Big Data

3 Factors to Consider in Your Big Data Infrastructure

Big Data initiative means expansion in hardware provisioning. It allows storage and processing of large volumes of complex data. With Big Data, real-time information is available for businesses to derive proactive decision-making.

There are four complexity factors in Big Data: Volume, Velocity, Variety, and Veracity. The volume of streaming data surge is too much for the traditional technologies. The variety of data formats from different sources adds to the processing complexity.

Big Data requires robust infrastructure for storage, processing and networking resources. Below are some inputs for capacity planning:

  • Volume of data
  • Daily Data Surges
  • Data Retention Period
  • Replication
  • Scaling
  • Number of Data Centers

Before the Big Data implementation, review the capacity blueprint of the organization. Analyze how the Big Data environment can coexist with the existing infrastructure. In particular, check your storage, processing, and network support. Decide on what’s the best implementation based on the goals of the organization.

Storage Provisioning Scaleup

Most organizations already have enough storage for a Big Data initiative. However, this traditional database storage can’t support the complexity of Big Data. It means investing in storage optimized for Big Data solutions.

To support the volume of data, you need to scale your secondary storage. Storage must be enough to accommodate petabytes of data. Be sure to provide many restore points based on your business needs.

Large companies can afford to have hyperscale computing environment. This provisioning allows distributed processing to scale to thousands of servers. It can run frameworks like Hadoop. It utilizes PCIe-based flash storage to reduce latency. But, smaller organizations often use object storage or clustered network-attached-storage (NAS).

Design a Big Data architecture that allows direct-attached commodity storage, NAS or SAN. It is also possible to integrate old data to cheaper cloud-based storage (e.g., Microsoft Azure). Ensure quick restore to lessen downtime impact and data loss. For disaster recovery and backups, cloud storage could be an option.

The Big Data storage architecture must be able to scale out to meet the increasing capacity. The architecture can handle billions of files without performance degradation. It uses parallel file systems across many storage nodes.

Distributed Processing Support

Big Data analytics demands enough processing power to support complex analysis. The architecture must support distributed computing for more efficient data processing. It involves complex event processing, visualization, and data mining.

Big Data differs from data warehousing because of its distributed and real-time processing. There is a distribution of compute-intensive workload to small systems running in parallel. Each node usually has two processors and several disks connected in Ethernet. Each cluster provides computing power and storage capacity to perform data analysis.

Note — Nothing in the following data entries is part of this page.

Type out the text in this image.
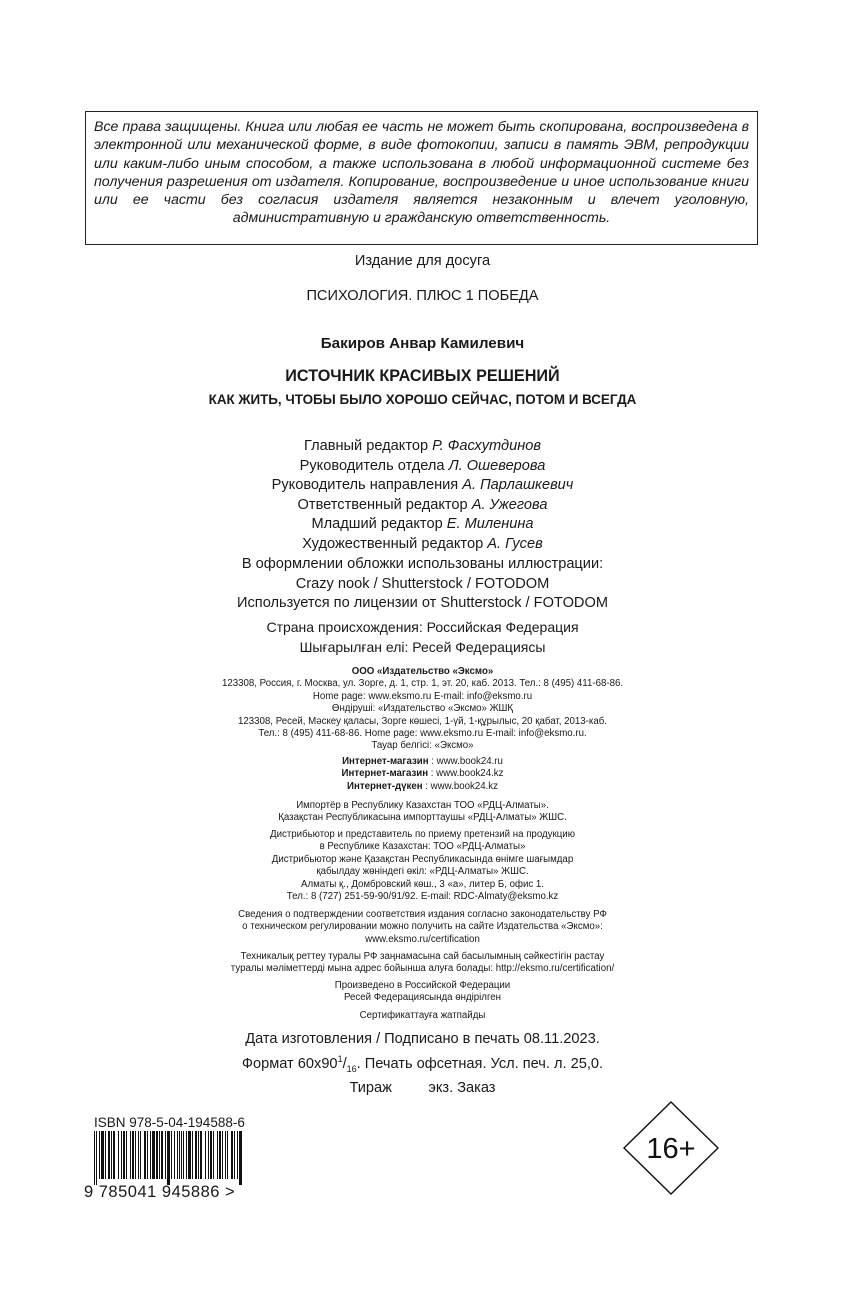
Все права защищены. Книга или любая ее часть не может быть скопирована, воспроизведена в электронной или механической форме, в виде фотокопии, записи в память ЭВМ, репродукции или каким-либо иным способом, а также использована в любой информационной системе без получения разрешения от издателя. Копирование, воспроизведение и иное использование книги или ее части без согласия издателя является незаконным и влечет уголовную, административную и гражданскую ответственность.

Издание для досуга
ПСИХОЛОГИЯ. ПЛЮС 1 ПОБЕДА
Бакиров Анвар Камилевич
ИСТОЧНИК КРАСИВЫХ РЕШЕНИЙ
КАК ЖИТЬ, ЧТОБЫ БЫЛО ХОРОШО СЕЙЧАС, ПОТОМ И ВСЕГДА
Главный редактор Р. Фасхутдинов
Руководитель отдела Л. Ошеверова
Руководитель направления А. Парлашкевич
Ответственный редактор А. Ужегова
Младший редактор Е. Миленина
Художественный редактор А. Гусев
В оформлении обложки использованы иллюстрации:
Crazy nook / Shutterstock / FOTODOM
Используется по лицензии от Shutterstock / FOTODOM
Страна происхождения: Российская Федерация
Шығарылған елі: Ресей Федерациясы
ООО «Издательство «Эксмо»
123308, Россия, г. Москва, ул. Зорге, д. 1, стр. 1, эт. 20, каб. 2013. Тел.: 8 (495) 411-68-86.
Home page: www.eksmo.ru E-mail: info@eksmo.ru
Өндіруші: «Издательство «Эксмо» ЖШҚ
123308, Ресей, Мәскеу қаласы, Зорге көшесі, 1-үй, 1-құрылыс, 20 қабат, 2013-каб.
Тел.: 8 (495) 411-68-86. Home page: www.eksmo.ru E-mail: info@eksmo.ru.
Тауар белгісі: «Эксмо»
Интернет-магазин : www.book24.ru
Интернет-магазин : www.book24.kz
Интернет-дүкен : www.book24.kz
Импортёр в Республику Казахстан ТОО «РДЦ-Алматы».
Қазақстан Республикасына импорттаушы «РДЦ-Алматы» ЖШС.
Дистрибьютор и представитель по приему претензий на продукцию
в Республике Казахстан: ТОО «РДЦ-Алматы»
Дистрибьютор және Қазақстан Республикасында өнімге шағымдар
қабылдау жөніндегі өкіл: «РДЦ-Алматы» ЖШС.
Алматы қ., Домбровский көш., 3 «а», литер Б, офис 1.
Тел.: 8 (727) 251-59-90/91/92. E-mail: RDC-Almaty@eksmo.kz
Сведения о подтверждении соответствия издания согласно законодательству РФ
о техническом регулировании можно получить на сайте Издательства «Эксмо»:
www.eksmo.ru/certification
Техникалық реттеу туралы РФ заңнамасына сай басылымның сәйкестігін растау
туралы мәліметтерді мына адрес бойынша алуға болады: http://eksmo.ru/certification/
Произведено в Российской Федерации
Ресей Федерациясында өндірілген
Сертификаттауға жатпайды
Дата изготовления / Подписано в печать 08.11.2023.
Формат $60х90^1/_{16}$. Печать офсетная. Усл. печ. л. 25,0.
Тираж         экз. Заказ
ISBN 978-5-04-194588-6
9 785041 945886 >
16+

To achieve efficiency, design servers with Big Data in mind. Servers not optimized to handle a large volume of data can’t meet the requirements. Some organizations opt for on-demand processing in the cloud when the need arises. For their daily workloads, they rely on their on-premise resources.

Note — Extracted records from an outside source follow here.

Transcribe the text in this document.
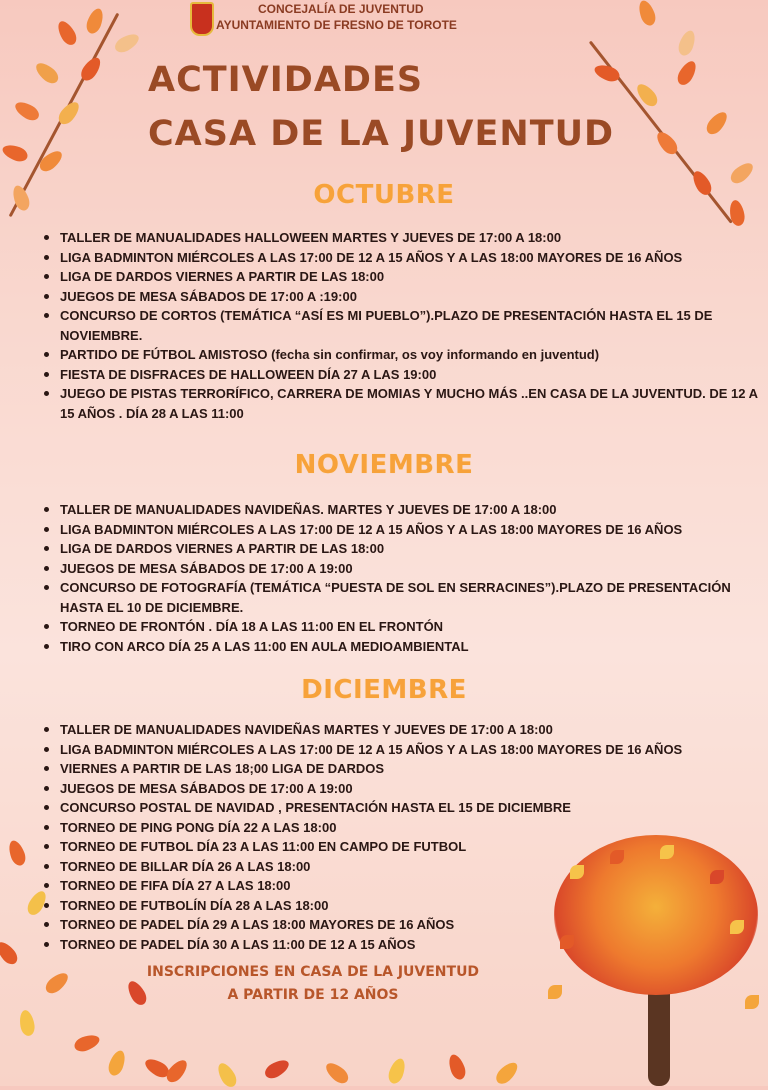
CONCEJALÍA DE JUVENTUD
AYUNTAMIENTO DE FRESNO DE TOROTE
ACTIVIDADES
CASA DE LA JUVENTUD
OCTUBRE
TALLER DE MANUALIDADES HALLOWEEN MARTES Y JUEVES DE 17:00 A 18:00
LIGA BADMINTON MIÉRCOLES A LAS 17:00 DE 12 A 15 AÑOS Y A LAS 18:00 MAYORES DE 16 AÑOS
LIGA DE DARDOS VIERNES A PARTIR DE LAS 18:00
JUEGOS DE MESA SÁBADOS DE 17:00 A :19:00
CONCURSO DE CORTOS (TEMÁTICA “ASÍ ES MI PUEBLO”).PLAZO DE PRESENTACIÓN HASTA EL 15 DE NOVIEMBRE.
PARTIDO DE FÚTBOL AMISTOSO (fecha sin confirmar, os voy informando en juventud)
FIESTA DE DISFRACES DE HALLOWEEN DÍA 27 A LAS 19:00
JUEGO DE PISTAS TERRORÍFICO, CARRERA DE MOMIAS Y MUCHO MÁS ..EN CASA DE LA JUVENTUD. DE 12 A 15 AÑOS . DÍA 28 A LAS 11:00
NOVIEMBRE
TALLER DE MANUALIDADES NAVIDEÑAS. MARTES Y JUEVES DE 17:00 A 18:00
LIGA BADMINTON MIÉRCOLES A LAS 17:00 DE 12 A 15 AÑOS Y A LAS 18:00 MAYORES DE 16 AÑOS
LIGA DE DARDOS VIERNES A PARTIR DE LAS 18:00
JUEGOS DE MESA SÁBADOS DE 17:00 A 19:00
CONCURSO DE FOTOGRAFÍA (TEMÁTICA “PUESTA DE SOL EN SERRACINES”).PLAZO DE PRESENTACIÓN HASTA EL 10 DE DICIEMBRE.
TORNEO DE FRONTÓN . DÍA 18 A LAS 11:00 EN EL FRONTÓN
TIRO CON ARCO DÍA 25 A LAS 11:00 EN AULA MEDIOAMBIENTAL
DICIEMBRE
TALLER DE MANUALIDADES NAVIDEÑAS MARTES Y JUEVES DE 17:00 A 18:00
LIGA BADMINTON MIÉRCOLES A LAS 17:00 DE 12 A 15 AÑOS Y A LAS 18:00 MAYORES DE 16 AÑOS
VIERNES A PARTIR DE LAS 18;00 LIGA DE DARDOS
JUEGOS DE MESA SÁBADOS DE 17:00 A 19:00
CONCURSO POSTAL DE NAVIDAD , PRESENTACIÓN HASTA EL 15 DE DICIEMBRE
TORNEO DE PING PONG DÍA 22 A LAS 18:00
TORNEO DE FUTBOL DÍA 23 A LAS 11:00 EN CAMPO DE FUTBOL
TORNEO DE BILLAR DÍA 26 A LAS 18:00
TORNEO DE FIFA DÍA 27 A LAS 18:00
TORNEO DE FUTBOLÍN DÍA 28 A LAS 18:00
TORNEO DE PADEL DÍA 29 A LAS 18:00 MAYORES DE 16 AÑOS
TORNEO DE PADEL DÍA 30 A LAS 11:00 DE 12 A 15 AÑOS
INSCRIPCIONES EN CASA DE LA JUVENTUD
A PARTIR DE 12 AÑOS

The sophisticated analytics will become common in both midsize and large companies. The valuable insights from analytics could make a difference in business directions. The infrastructure must be scalable and resilient enough to optimize performance. Unlike the traditional database, there is data shuffling during distributed processing.

Network Upgrade

The emergence of Big Data is more than deploying a new software technology like Hadoop. The volume of data transport in a Big Data requires robust networking hardware. Some organizations jump-start their big data initiative built on their existing resources. The ones operating in 10-gigabit connections only require minor modifications.

Big Data environment must coexist with the existing transaction-oriented RDBMS system. Optimize your network to provide a strong foundation for volume, velocity, and accessibility. The server-to-server traffic flow is already a priority over the server-to-client requests.

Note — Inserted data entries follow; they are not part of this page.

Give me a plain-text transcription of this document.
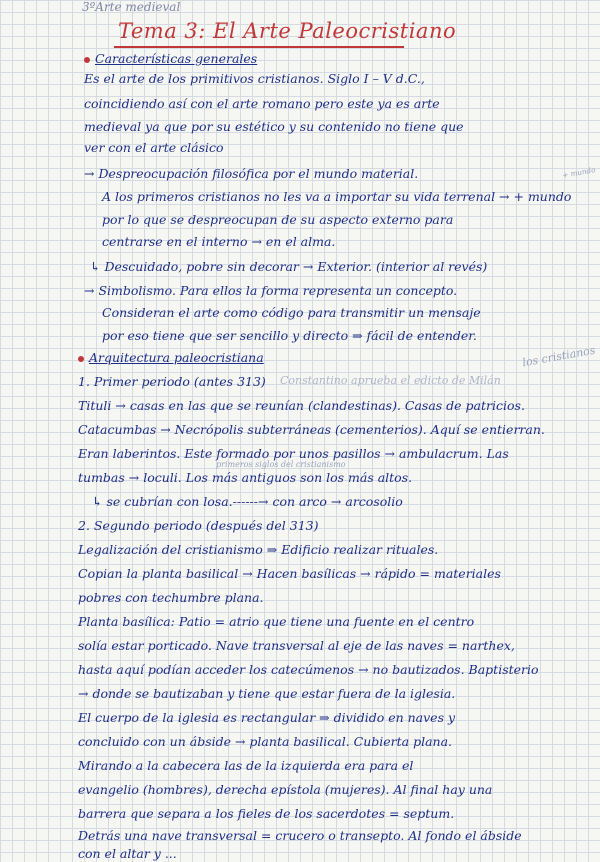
3ºArte medieval
Tema 3: El Arte Paleocristiano
Características generales
Es el arte de los primitivos cristianos. Siglo I – V d.C.,
coincidiendo así con el arte romano pero este ya es arte
medieval ya que por su estético y su contenido no tiene que
ver con el arte clásico
→ Despreocupación filosófica por el mundo material.
A los primeros cristianos no les va a importar su vida terrenal → + mundo
por lo que se despreocupan de su aspecto externo para
centrarse en el interno → en el alma.
↳ Descuidado, pobre sin decorar → Exterior. (interior al revés)
→ Simbolismo. Para ellos la forma representa un concepto.
Consideran el arte como código para transmitir un mensaje
por eso tiene que ser sencillo y directo ⇒ fácil de entender.
Arquitectura paleocristiana
1. Primer periodo (antes 313) Constantino aprueba el edicto de Milán
Tituli → casas en las que se reunían (clandestinas). Casas de patricios.
Catacumbas → Necrópolis subterráneas (cementerios). Aquí se entierran.
Eran laberintos. Este formado por unos pasillos → ambulacrum. Las
primeros siglos del cristianismo
tumbas → loculi. Los más antiguos son los más altos.
↳ se cubrían con losa.------→ con arco → arcosolio
2. Segundo periodo (después del 313)
Legalización del cristianismo ⇒ Edificio realizar rituales.
Copian la planta basilical → Hacen basílicas → rápido = materiales
pobres con techumbre plana.
Planta basílica: Patio = atrio que tiene una fuente en el centro
solía estar porticado. Nave transversal al eje de las naves = narthex,
hasta aquí podían acceder los catecúmenos → no bautizados. Baptisterio
→ donde se bautizaban y tiene que estar fuera de la iglesia.
El cuerpo de la iglesia es rectangular ⇒ dividido en naves y
concluido con un ábside → planta basilical. Cubierta plana.
Mirando a la cabecera las de la izquierda era para el
evangelio (hombres), derecha epístola (mujeres). Al final hay una
barrera que separa a los fieles de los sacerdotes = septum.
Detrás una nave transversal = crucero o transepto. Al fondo el ábside
con el altar y ...
los cristianos
+ mundo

Big Data implementation requires IT organizations to prepare a network deployment scale-out. Consider it as an opportunity to revisit your current networking strategy. In case, your staff is not skilled enough, consider availing consultancy and training.

Conclusion

Big Data offers a significant business analytics opportunity for proactive decision-making. Having real-time information is a competitive business advantage. It allows businesses to adjust their direction in a fast-changing market.

Big Data solutions need to accommodate the massive storage requirements and processing requirements. Analytics involves intensive processing of large volume of data. For efficiency, a company needs to invest in cost-effective infrastructure.

Big data analytics address a large volume of unrelated data from various sources. The complexity of data is not for single server or database processing. It entails computing in distributed systems dispersed in several servers. These servers are processing portions of data in parallel.

IT organization need to consider Big Data environment within the existing data centers. Big Data domain must coexist with the existing enterprise infrastructure. Achieving this means upgrading the storage scalability, parallel processing, and network accessibility.